Ibu itu awalnya tertawa tapi akhirnya menangis. Sangat sedih melihat penghinaan di depan altar kematian. Sosok berbaju putih benar-benar tidak punya hati melempar uang seperti itu. Aku menonton ini dan rasanya ingin masuk ke layar. Kisah dalam Ketika Kebaikan Dibuang sungguh menyentuh hati. Emosi ibu itu sangat nyata sekali.
Sosok berbaju putih itu sangat sombong sekali melempar uang kertas di lantai. Dia tertawa sambil menghina keluarga yang sedang berduka. Untungnya ada yang memberi pelajaran keras kepadanya sampai berlutut. Alur Ketika Kebaikan Dibuang memang selalu bikin emosi penonton naik. Aku suka bagaimana keadilan akhirnya datang.
Pemuda dengan handuk di leher tampak lelah tapi tetap sabar menghadapi provokasi. Dia memunguti uang yang dihinaakan itu dengan tangan gemetar. Rasanya sakit melihat harga diri diinjak-injak seperti sampah di Ketika Kebaikan Dibuang. Adegan ini bikin aku nangis karena terlalu terhubung dengan kenyataan. Sabar memang berat tapi hasilnya manis.
Tamparan dan pukulan itu sangat memuaskan melihat si sombong jatuh terduduk. Sosok berotot itu langsung bertindak saat melihat temannya dihina. Tidak ada kata-kata hanya aksi nyata membela kebenaran. Adegan aksi di Ketika Kebaikan Dibuang ini benar-benar tidak terduga. Aku sampai tepuk tangan sendiri saat menontonnya di layar ponsel.

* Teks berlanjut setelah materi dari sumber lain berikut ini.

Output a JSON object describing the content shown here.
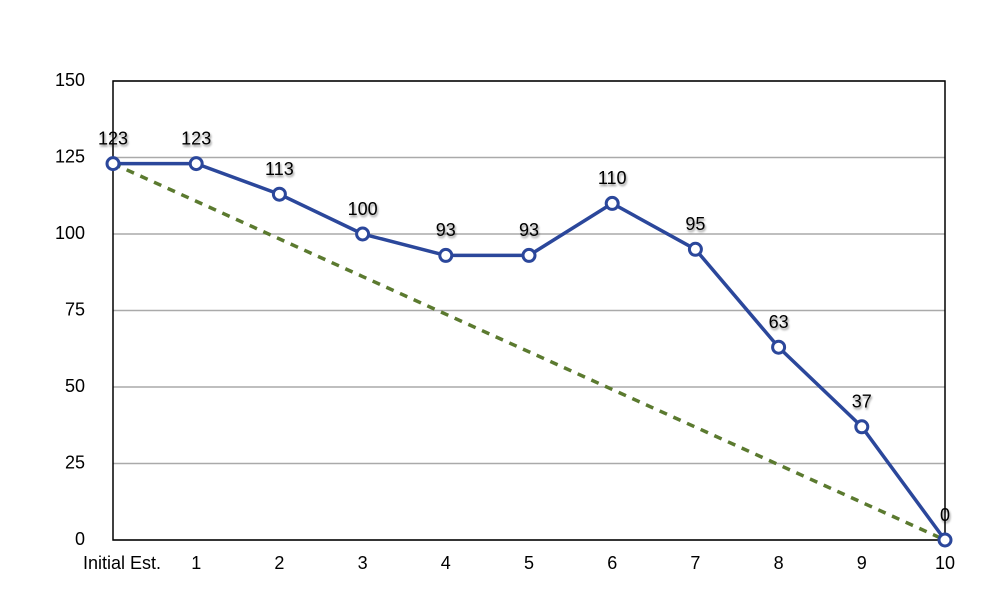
{
  "chart_data": {
    "type": "line",
    "categories": [
      "Initial Est.",
      "1",
      "2",
      "3",
      "4",
      "5",
      "6",
      "7",
      "8",
      "9",
      "10"
    ],
    "series": [
      {
        "color": "#2b479b",
        "values": [
          123,
          123,
          113,
          100,
          93,
          93,
          110,
          95,
          63,
          37,
          0
        ],
        "markers": true,
        "data_labels": true
      },
      {
        "color": "#5b7a2f",
        "values": [
          123,
          110.7,
          98.4,
          86.1,
          73.8,
          61.5,
          49.2,
          36.9,
          24.6,
          12.3,
          0
        ],
        "dashed": true
      }
    ],
    "ylim": [
      0,
      150
    ],
    "yticks": [
      0,
      25,
      50,
      75,
      100,
      125,
      150
    ],
    "grid": true
  }
}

Sosok berbaju merah hanya bisa menutup mulut karena kaget melihat kejadian itu. Dia sepertinya tidak menyangka kalau situasi bisa menjadi seburuk ini. Ekspresi wajahnya mewakili perasaan kita semua saat menonton. Detail emosi dalam Ketika Kebaikan Dibuang sangat diperhatikan oleh sutradara. Setiap tatapan mata punya makna yang dalam.